Paper
in
Workshop: Open-World 3D Scene Understanding with Foundation Models
Segment Any Primitive: Zero-Shot 3D Primitive Segmentation from Point Cloud
Zhengtao Zhang
3D point cloud primitive segmentation is pivotal for advancing 3D scene understanding, with the primary challenge arising in unstructured and complex object environments in a zero-shot setting. Current methods often rely on real images or large training datasets, limiting their scalability and generalization. To overcome these limitations, we propose Segment Any Primitive (SAP), the zero-shot 3D primitive segmentation framework that does not rely on real images or training modules. SAP introduces an innovative multiview rendering strategy with dual-feature fusion, establishing precise back-projection relationships between images and point clouds.

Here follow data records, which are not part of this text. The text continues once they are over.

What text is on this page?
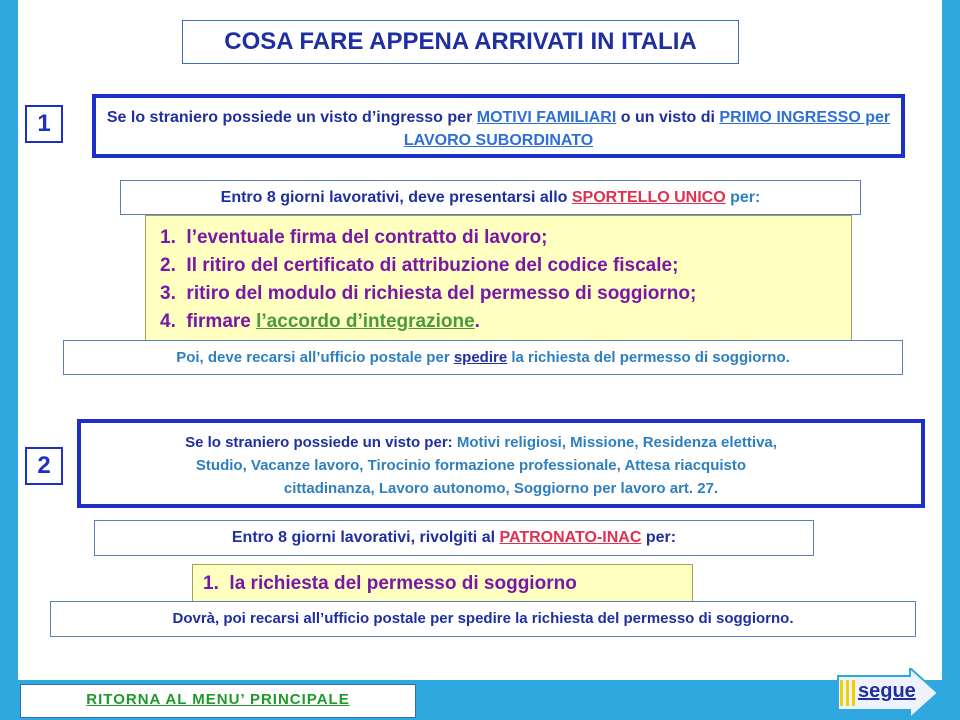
COSA FARE APPENA ARRIVATI IN ITALIA
1	Se lo straniero possiede un visto d’ingresso per MOTIVI FAMILIARI o un visto di PRIMO INGRESSO per LAVORO SUBORDINATO
Entro 8 giorni lavorativi, deve presentarsi allo SPORTELLO UNICO per:
1. l’eventuale firma del contratto di lavoro;
2. Il ritiro del certificato di attribuzione del codice fiscale;
3. ritiro del modulo di richiesta del permesso di soggiorno;
4. firmare l’accordo d’integrazione.
Poi, deve recarsi all’ufficio postale per spedire la richiesta del permesso di soggiorno.
2
Se lo straniero possiede un visto per: Motivi religiosi, Missione, Residenza elettiva,
Studio, Vacanze lavoro, Tirocinio formazione professionale, Attesa riacquisto
cittadinanza, Lavoro autonomo, Soggiorno per lavoro art. 27.
Entro 8 giorni lavorativi, rivolgiti al PATRONATO-INAC per:
1. la richiesta del permesso di soggiorno
Dovrà, poi recarsi all’ufficio postale per spedire la richiesta del permesso di soggiorno.
RITORNA AL MENU’ PRINCIPALE	segue
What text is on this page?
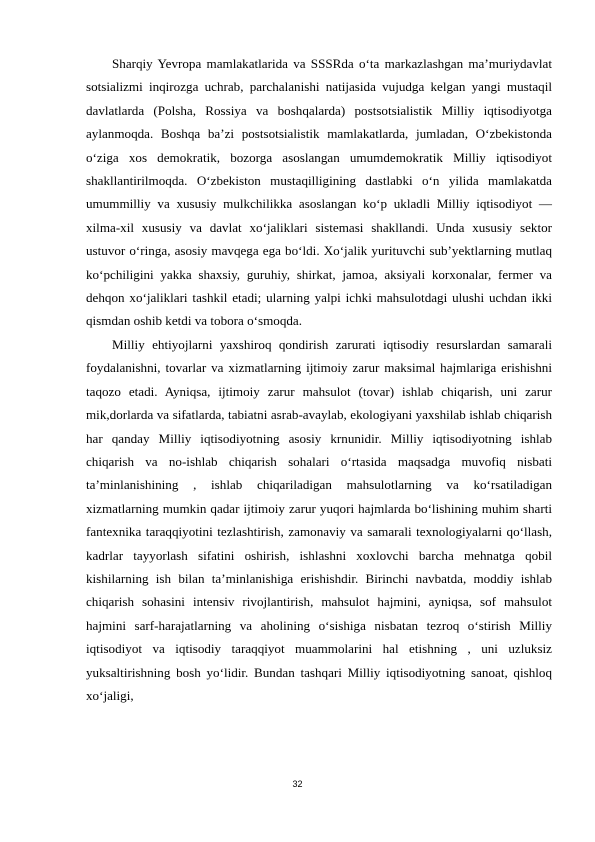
Sharqiy Yevropa mamlakatlarida va SSSRda oʻta markazlashgan maʼmuriydavlat sotsializmi inqirozga uchrab, parchalanishi natijasida vujudga kelgan yangi mustaqil davlatlarda (Polsha, Rossiya va boshqalarda) postsotsialistik Milliy iqtisodiyotga aylanmoqda. Boshqa baʼzi postsotsialistik mamlakatlarda, jumladan, Oʻzbekistonda oʻziga xos demokratik, bozorga asoslangan umumdemokratik Milliy iqtisodiyot shakllantirilmoqda. Oʻzbekiston mustaqilligining dastlabki oʻn yilida mamlakatda umummilliy va xususiy mulkchilikka asoslangan koʻp ukladli Milliy iqtisodiyot — xilma-xil xususiy va davlat xoʻjaliklari sistemasi shakllandi. Unda xususiy sektor ustuvor oʻringa, asosiy mavqega ega boʻldi. Xoʻjalik yurituvchi subʼyektlarning mutlaq koʻpchiligini yakka shaxsiy, guruhiy, shirkat, jamoa, aksiyali korxonalar, fermer va dehqon xoʻjaliklari tashkil etadi; ularning yalpi ichki mahsulotdagi ulushi uchdan ikki qismdan oshib ketdi va tobora oʻsmoqda.

Milliy ehtiyojlarni yaxshiroq qondirish zarurati iqtisodiy resurslardan samarali foydalanishni, tovarlar va xizmatlarning ijtimoiy zarur maksimal hajmlariga erishishni taqozo etadi. Ayniqsa, ijtimoiy zarur mahsulot (tovar) ishlab chiqarish, uni zarur mik,dorlarda va sifatlarda, tabiatni asrab-avaylab, ekologiyani yaxshilab ishlab chiqarish har qanday Milliy iqtisodiyotning asosiy krnunidir. Milliy iqtisodiyotning ishlab chiqarish va no-ishlab chiqarish sohalari oʻrtasida maqsadga muvofiq nisbati taʼminlanishining , ishlab chiqariladigan mahsulotlarning va koʻrsatiladigan xizmatlarning mumkin qadar ijtimoiy zarur yuqori hajmlarda boʻlishining muhim sharti fantexnika taraqqiyotini tezlashtirish, zamonaviy va samarali texnologiyalarni qoʻllash, kadrlar tayyorlash sifatini oshirish, ishlashni xoxlovchi barcha mehnatga qobil kishilarning ish bilan taʼminlanishiga erishishdir. Birinchi navbatda, moddiy ishlab chiqarish sohasini intensiv rivojlantirish, mahsulot hajmini, ayniqsa, sof mahsulot hajmini sarf-harajatlarning va aholining oʻsishiga nisbatan tezroq oʻstirish Milliy iqtisodiyot va iqtisodiy taraqqiyot muammolarini hal etishning , uni uzluksiz yuksaltirishning bosh yoʻlidir. Bundan tashqari Milliy iqtisodiyotning sanoat, qishloq xoʻjaligi,

32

By incorporating Segment Anything 2 (SAM2) for rendered image segmentation, SAP integrates mask features with geometric priors for fine-grained segmentation, using a hybrid affinity graph-clustering algorithm. Unlike existing approaches, SAP eliminates the need for labor-intensive dataset preparation and parameter tuning, achieving superior generalization to unknown objects and scenes. Experimental results validated through a robust evaluation benchmark, demonstrate that SAP outperforms existing zero-shot methods in key metrics, providing a potential solution for real-world robotic applications.